Standard needed to stop rollovers of sport-utilities
Some situations in the auto industry scream for regulation. The rollover tendencies of sport-utilities are in that category.
The National Highway Traffic Safety Administra-tion wants to place labels warning of the rollover risk in small sport-utilities.
Not a bad idea, but it's not enough.
Sport utilities are top-heavy. They tend to tip over when struck broadside. Even worse, they can roll when a driver swerves or takes evasive action, even at moderate speeds.
Utes are a strange breed; they demand driving skills not immediately possessed by people whose expertise begins and ends with the family sedan. It's somewhat akin to the early Corvair. The Corvair was not unsafe at any speed, as Ralph Nader contended. But many drivers were unsafe in any Corvair.

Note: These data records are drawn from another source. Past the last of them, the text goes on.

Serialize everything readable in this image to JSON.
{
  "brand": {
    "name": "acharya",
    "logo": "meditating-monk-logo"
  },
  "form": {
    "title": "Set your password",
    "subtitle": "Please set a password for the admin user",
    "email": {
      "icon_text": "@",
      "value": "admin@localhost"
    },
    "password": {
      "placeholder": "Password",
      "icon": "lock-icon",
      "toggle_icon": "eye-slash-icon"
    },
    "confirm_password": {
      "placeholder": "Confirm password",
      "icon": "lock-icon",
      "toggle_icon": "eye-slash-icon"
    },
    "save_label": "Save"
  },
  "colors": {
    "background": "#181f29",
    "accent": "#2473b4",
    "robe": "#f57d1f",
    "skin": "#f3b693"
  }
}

As conceived, sport-utilities were not intended to be piloted by all drivers. In their earliest days, they were known as MPVs - multipurpose vehicles, intended for off-road use and other special needs. But suddenly, the utes became cool. Everybody wanted one, including people who didn't know how to drive them.
Now they show up in the most unlikely lineups. Lincoln and Mercedes-Benz have them. Cadillac and BMW wish they did. Lexus and Infiniti rebadge Toyotas and Nissans. Mercury and Lincoln do the same with Fords. Honda and Acura buy utes from Isuzu.
As more entries pour onto an already-crowded field, a rollover standard is needed to protect sport-ute drivers from their own shortcomings. If a vehicle can't meet the standard, it should not be allowed on the market.
So, the warning labels are a good start, NHTSA. But they won't be enough. They're only a start.
Is mass market king?
Chrysler Corp. is using intensive market research to fire a blast at mass market advertising and the waste associated with it. Why pay big bucks to reach millions of viewers, Chrysler asks, when only a few of them are interested in a new car or truck?
In the specialized marketing area, Chrysler claims to have the capability to know 300 things about each of its 17 million owners. That's scary. A colleague of ours remarked, 'Good grief! Even I don't know 300 things about me.'
Detailed research is great, but beware of invasion of privacy. Some things in my life - and yours - are none of Chrysler's business.